Albert Capsouto Park (formerly CaVaLa Park) is a triangular-shaped pocket park in the Tribeca neighborhood of Lower Manhattan in New York City. It is bounded by Canal Street to the northeast, Varick Street to the west, and Laight Street to the south. It is located just east of the Holland Tunnel exit plaza, formerly known as St. John's Park.

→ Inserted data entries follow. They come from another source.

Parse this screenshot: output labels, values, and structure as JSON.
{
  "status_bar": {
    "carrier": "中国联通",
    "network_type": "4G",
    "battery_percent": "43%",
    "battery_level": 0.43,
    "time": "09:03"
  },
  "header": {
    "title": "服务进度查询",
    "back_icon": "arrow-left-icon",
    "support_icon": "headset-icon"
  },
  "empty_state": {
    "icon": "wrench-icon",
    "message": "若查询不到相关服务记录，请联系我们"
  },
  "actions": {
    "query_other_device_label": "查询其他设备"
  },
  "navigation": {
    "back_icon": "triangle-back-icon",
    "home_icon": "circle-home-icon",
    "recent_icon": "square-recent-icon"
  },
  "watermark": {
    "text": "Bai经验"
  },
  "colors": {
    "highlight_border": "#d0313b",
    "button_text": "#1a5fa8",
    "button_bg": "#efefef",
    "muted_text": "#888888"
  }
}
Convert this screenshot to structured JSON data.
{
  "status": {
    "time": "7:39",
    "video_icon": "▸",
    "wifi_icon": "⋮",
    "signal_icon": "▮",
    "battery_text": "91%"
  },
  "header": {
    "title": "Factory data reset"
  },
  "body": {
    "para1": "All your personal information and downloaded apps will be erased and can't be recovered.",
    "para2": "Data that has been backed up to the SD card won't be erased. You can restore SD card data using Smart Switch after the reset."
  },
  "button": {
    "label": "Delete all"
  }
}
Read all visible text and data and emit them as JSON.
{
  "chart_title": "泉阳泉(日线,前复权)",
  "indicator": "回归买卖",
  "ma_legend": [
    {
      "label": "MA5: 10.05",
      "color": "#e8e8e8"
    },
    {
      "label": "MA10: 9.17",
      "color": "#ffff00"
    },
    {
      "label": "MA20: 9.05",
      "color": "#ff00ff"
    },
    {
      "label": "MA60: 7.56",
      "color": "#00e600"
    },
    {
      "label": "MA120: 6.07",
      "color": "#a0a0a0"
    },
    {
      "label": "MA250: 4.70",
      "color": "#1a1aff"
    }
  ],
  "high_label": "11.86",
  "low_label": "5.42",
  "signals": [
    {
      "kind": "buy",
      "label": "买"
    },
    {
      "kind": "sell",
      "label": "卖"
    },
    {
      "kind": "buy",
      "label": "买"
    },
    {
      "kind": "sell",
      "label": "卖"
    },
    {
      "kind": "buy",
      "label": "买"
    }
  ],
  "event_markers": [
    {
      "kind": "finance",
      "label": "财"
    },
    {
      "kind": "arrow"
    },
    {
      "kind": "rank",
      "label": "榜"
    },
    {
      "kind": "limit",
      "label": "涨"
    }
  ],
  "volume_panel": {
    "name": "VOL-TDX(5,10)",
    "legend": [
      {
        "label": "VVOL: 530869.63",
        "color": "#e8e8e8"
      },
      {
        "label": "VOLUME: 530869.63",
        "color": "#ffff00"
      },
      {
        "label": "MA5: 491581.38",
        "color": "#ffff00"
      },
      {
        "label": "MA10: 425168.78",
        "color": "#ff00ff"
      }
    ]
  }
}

Ground was broken on the park in September 2008. Opened in November 2009, the park cost approximately $3.4 million to build. Formerly, the site was a parking lot. Following September 11, 2001, the lot was used as a staging area for search and rescue operations. In the following weeks members of the public placed flowers, cards and letters at the site, as it was one of the closest points to the former World Trade Center which was accessible. The park features a 114-foot fountain designed by local artist Elyn Zimmerman which refers to the canal which formerly ran along the path of Canal Street. In 2007 the design concept was recognized for Excellence in Design by the New York City Public Design Commission.

The original name, CaVaLa, referred to the streets surrounding the park ("Canal-Varick-Laight"), and was described by one nearby resident as "kitschy". A few months after it opened, a movement was started to rename the park after Tribeca restaurateur and community activist Albert Capsouto who had recently died. Capsouto had been a member of CB1 for twenty years before his death, and was frequently seen riding his bicycle around Tribeca. The name was officially adopted in 2010.